Aside from covid cases rising in China and protests continuing to add to negative sentiment, the US authorised Chevron to resume crude oil exports from Venezuela. Analysts estimate that it would be a matter of months before exports could reach 100K bbl/day, with the impact on prices possibly seen in the medium term and not in the short term.
Crude prices reached a low of $74/bbl but firmed up after reports circulated that OPEC+ might consider another production cut at the December meeting. In early Tuesday, the commodity had already spiked up more than 4% at $80.00/bbl, which is now significant resistance.
Stock markets retreated after widespread protests over lockdowns in China intensified worries about supply chains and global economic growth. Key US indices closed around 1.5% lower, with gold also down some 0.80%.
The dollar didn’t benefit much from the move, with investors railing back into the metal as it has fully recuperated Monday’s losses already. $1764/oz is resistance, whereas $1740/oz support.

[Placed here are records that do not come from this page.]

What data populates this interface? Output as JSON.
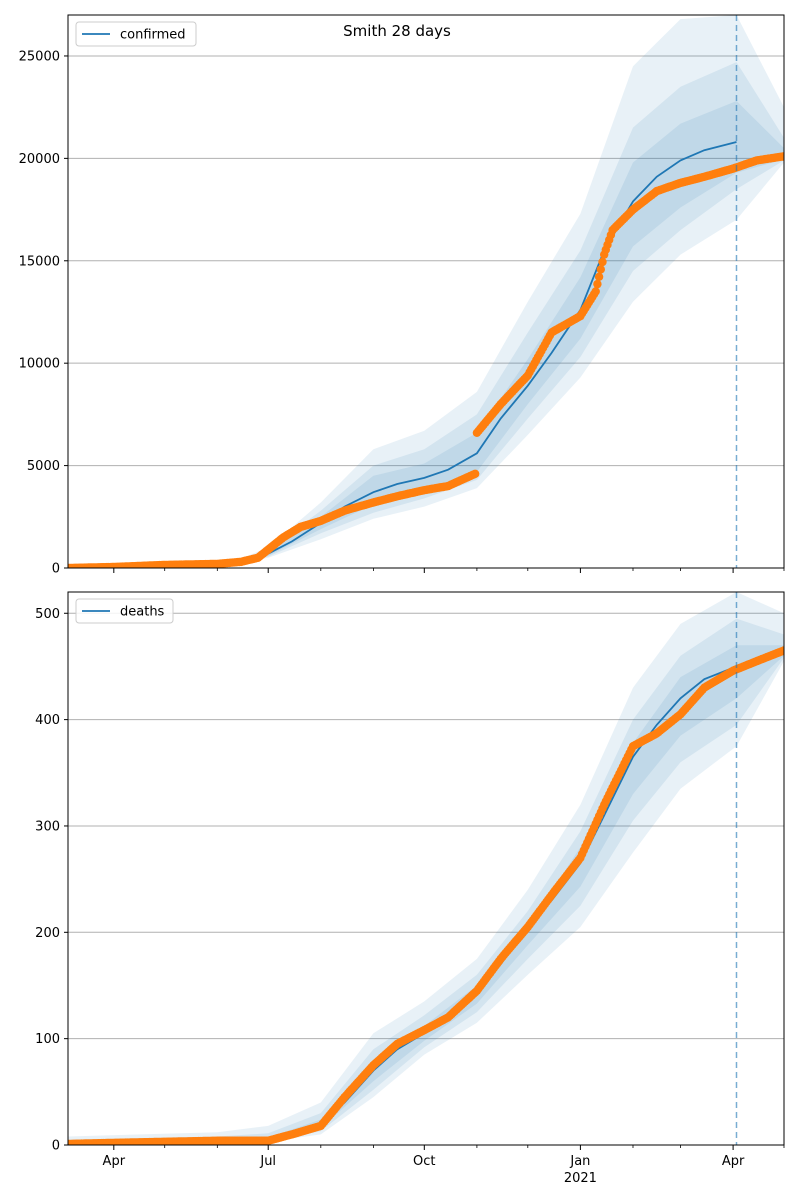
{
  "figure": {
    "title": "Smith 28 days"
  },
  "colors": {
    "forecast_line": "#1f77b4",
    "observed_points": "#ff7f0e",
    "band": "#1f77b4",
    "grid": "#b0b0b0",
    "vline": "#1f77b4"
  },
  "x_axis": {
    "ticks": [
      {
        "date": "2020-04-01",
        "label": "Apr"
      },
      {
        "date": "2020-07-01",
        "label": "Jul"
      },
      {
        "date": "2020-10-01",
        "label": "Oct"
      },
      {
        "date": "2021-01-01",
        "label": "Jan",
        "sublabel": "2021"
      },
      {
        "date": "2021-04-01",
        "label": "Apr"
      }
    ],
    "minor_ticks": [
      "2020-05-01",
      "2020-06-01",
      "2020-08-01",
      "2020-09-01",
      "2020-11-01",
      "2020-12-01",
      "2021-02-01",
      "2021-03-01",
      "2021-05-01"
    ]
  },
  "chart_data": [
    {
      "type": "line",
      "legend": "confirmed",
      "legend_position": "upper left",
      "xlim": [
        "2020-03-05",
        "2021-05-01"
      ],
      "ylim": [
        0,
        27000
      ],
      "yticks": [
        0,
        5000,
        10000,
        15000,
        20000,
        25000
      ],
      "grid": "y",
      "forecast_start": "2021-04-03",
      "forecast_line": {
        "dates": [
          "2020-06-10",
          "2020-07-01",
          "2020-07-15",
          "2020-08-01",
          "2020-08-15",
          "2020-09-01",
          "2020-09-15",
          "2020-10-01",
          "2020-10-15",
          "2020-11-01",
          "2020-11-15",
          "2020-12-01",
          "2020-12-15",
          "2021-01-01",
          "2021-01-15",
          "2021-02-01",
          "2021-02-15",
          "2021-03-01",
          "2021-03-15",
          "2021-04-03"
        ],
        "values": [
          200,
          700,
          1300,
          2200,
          3000,
          3700,
          4100,
          4400,
          4800,
          5600,
          7300,
          8900,
          10500,
          12600,
          15500,
          17900,
          19100,
          19900,
          20400,
          20800
        ]
      },
      "bands": [
        {
          "dates": [
            "2020-06-10",
            "2020-07-01",
            "2020-08-01",
            "2020-09-01",
            "2020-10-01",
            "2020-11-01",
            "2020-12-01",
            "2021-01-01",
            "2021-02-01",
            "2021-03-01",
            "2021-04-03",
            "2021-05-01"
          ],
          "lower": [
            150,
            500,
            1400,
            2400,
            3000,
            3900,
            6500,
            9300,
            13000,
            15300,
            17000,
            19800
          ],
          "upper": [
            300,
            1000,
            3200,
            5800,
            6700,
            8600,
            13000,
            17300,
            24500,
            26800,
            27000,
            22500
          ]
        },
        {
          "dates": [
            "2020-06-10",
            "2020-07-01",
            "2020-08-01",
            "2020-09-01",
            "2020-10-01",
            "2020-11-01",
            "2020-12-01",
            "2021-01-01",
            "2021-02-01",
            "2021-03-01",
            "2021-04-03",
            "2021-05-01"
          ],
          "lower": [
            160,
            550,
            1700,
            2700,
            3400,
            4300,
            7300,
            10300,
            14500,
            16500,
            18500,
            19900
          ],
          "upper": [
            270,
            900,
            2800,
            5000,
            5800,
            7500,
            11500,
            15500,
            21500,
            23500,
            24700,
            21000
          ]
        },
        {
          "dates": [
            "2020-06-10",
            "2020-07-01",
            "2020-08-01",
            "2020-09-01",
            "2020-10-01",
            "2020-11-01",
            "2020-12-01",
            "2021-01-01",
            "2021-02-01",
            "2021-03-01",
            "2021-04-03",
            "2021-05-01"
          ],
          "lower": [
            175,
            600,
            1900,
            3100,
            3800,
            4700,
            8000,
            11200,
            15700,
            17600,
            19300,
            19950
          ],
          "upper": [
            240,
            820,
            2500,
            4500,
            5100,
            6600,
            10200,
            14200,
            19800,
            21700,
            22800,
            20500
          ]
        }
      ],
      "observed": {
        "dates": [
          "2020-03-05",
          "2020-04-01",
          "2020-05-01",
          "2020-06-01",
          "2020-06-15",
          "2020-06-25",
          "2020-07-01",
          "2020-07-10",
          "2020-07-20",
          "2020-08-01",
          "2020-08-15",
          "2020-09-01",
          "2020-09-15",
          "2020-10-01",
          "2020-10-15",
          "2020-10-31",
          "2020-11-01",
          "2020-11-15",
          "2020-12-01",
          "2020-12-15",
          "2021-01-01",
          "2021-01-10",
          "2021-01-15",
          "2021-01-20",
          "2021-02-01",
          "2021-02-15",
          "2021-03-01",
          "2021-03-15",
          "2021-04-01",
          "2021-04-15",
          "2021-05-01"
        ],
        "values": [
          0,
          50,
          150,
          200,
          300,
          500,
          900,
          1500,
          2000,
          2300,
          2800,
          3200,
          3500,
          3800,
          4000,
          4600,
          6600,
          8000,
          9400,
          11500,
          12300,
          13500,
          15300,
          16500,
          17500,
          18400,
          18800,
          19100,
          19500,
          19900,
          20100
        ]
      }
    },
    {
      "type": "line",
      "legend": "deaths",
      "legend_position": "upper left",
      "xlim": [
        "2020-03-05",
        "2021-05-01"
      ],
      "ylim": [
        0,
        520
      ],
      "yticks": [
        0,
        100,
        200,
        300,
        400,
        500
      ],
      "grid": "y",
      "forecast_start": "2021-04-03",
      "forecast_line": {
        "dates": [
          "2020-03-05",
          "2020-04-01",
          "2020-05-01",
          "2020-06-01",
          "2020-07-01",
          "2020-07-15",
          "2020-08-01",
          "2020-08-15",
          "2020-09-01",
          "2020-09-15",
          "2020-10-01",
          "2020-10-15",
          "2020-11-01",
          "2020-11-15",
          "2020-12-01",
          "2020-12-15",
          "2021-01-01",
          "2021-01-15",
          "2021-02-01",
          "2021-02-15",
          "2021-03-01",
          "2021-03-15",
          "2021-04-03"
        ],
        "values": [
          2,
          3,
          4,
          5,
          5,
          9,
          20,
          40,
          70,
          90,
          105,
          120,
          145,
          170,
          205,
          230,
          265,
          310,
          365,
          395,
          420,
          438,
          450
        ]
      },
      "bands": [
        {
          "dates": [
            "2020-03-05",
            "2020-06-01",
            "2020-07-01",
            "2020-08-01",
            "2020-09-01",
            "2020-10-01",
            "2020-11-01",
            "2020-12-01",
            "2021-01-01",
            "2021-02-01",
            "2021-03-01",
            "2021-04-03",
            "2021-05-01"
          ],
          "lower": [
            0,
            2,
            3,
            10,
            45,
            85,
            115,
            160,
            205,
            275,
            335,
            375,
            455
          ],
          "upper": [
            8,
            12,
            18,
            40,
            105,
            135,
            175,
            240,
            320,
            430,
            490,
            520,
            500
          ]
        },
        {
          "dates": [
            "2020-03-05",
            "2020-06-01",
            "2020-07-01",
            "2020-08-01",
            "2020-09-01",
            "2020-10-01",
            "2020-11-01",
            "2020-12-01",
            "2021-01-01",
            "2021-02-01",
            "2021-03-01",
            "2021-04-03",
            "2021-05-01"
          ],
          "lower": [
            1,
            3,
            4,
            13,
            52,
            92,
            125,
            175,
            225,
            305,
            360,
            395,
            458
          ],
          "upper": [
            5,
            8,
            11,
            30,
            90,
            122,
            160,
            220,
            295,
            400,
            460,
            495,
            480
          ]
        },
        {
          "dates": [
            "2020-03-05",
            "2020-06-01",
            "2020-07-01",
            "2020-08-01",
            "2020-09-01",
            "2020-10-01",
            "2020-11-01",
            "2020-12-01",
            "2021-01-01",
            "2021-02-01",
            "2021-03-01",
            "2021-04-03",
            "2021-05-01"
          ],
          "lower": [
            1,
            4,
            4,
            16,
            60,
            98,
            133,
            188,
            243,
            330,
            385,
            420,
            460
          ],
          "upper": [
            3,
            6,
            7,
            24,
            80,
            112,
            150,
            205,
            280,
            378,
            440,
            470,
            470
          ]
        }
      ],
      "observed": {
        "dates": [
          "2020-03-05",
          "2020-04-01",
          "2020-05-01",
          "2020-06-01",
          "2020-07-01",
          "2020-07-15",
          "2020-08-01",
          "2020-08-15",
          "2020-09-01",
          "2020-09-15",
          "2020-10-01",
          "2020-10-15",
          "2020-11-01",
          "2020-11-15",
          "2020-12-01",
          "2020-12-15",
          "2021-01-01",
          "2021-01-15",
          "2021-02-01",
          "2021-02-15",
          "2021-03-01",
          "2021-03-15",
          "2021-04-01",
          "2021-04-15",
          "2021-05-01"
        ],
        "values": [
          1,
          2,
          3,
          4,
          4,
          10,
          18,
          45,
          75,
          95,
          108,
          120,
          145,
          175,
          205,
          235,
          270,
          320,
          375,
          387,
          405,
          430,
          446,
          455,
          465
        ]
      }
    }
  ]
}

ECB’s president Christine Lagarde signalled that the ECB would continue aggressively tackling inflation, saying that rates were the primary policy to bring prices down. She also said the December meeting would discuss effectuating quantitative tightening.
EUR/USD soared to $1.05 on Monday but left a tail printed after closing the session 1.50% lower at $1.0340. It is trading up on Tuesday but has difficulty passing through $1.04.
November CBI Retailing index came in at -19 compared to +2 expected, and December expectations were revised down. UK retailers are expected to face a challenging holiday season crucial for profits, signalling increased demand destruction and intensifying the recession.
Cable did not put in a new peak but also lost more than 1% in a session closing below the $1.20 support. $1.21 is a ceiling for short-term traders, but the downside leg might extend before any more upside.
Another day and another round of Fed speakers repeating that more hikes are coming. This time it was Bullard, Mester, Dudley and Williams whom all insisted that a pause in hikes wasn’t near.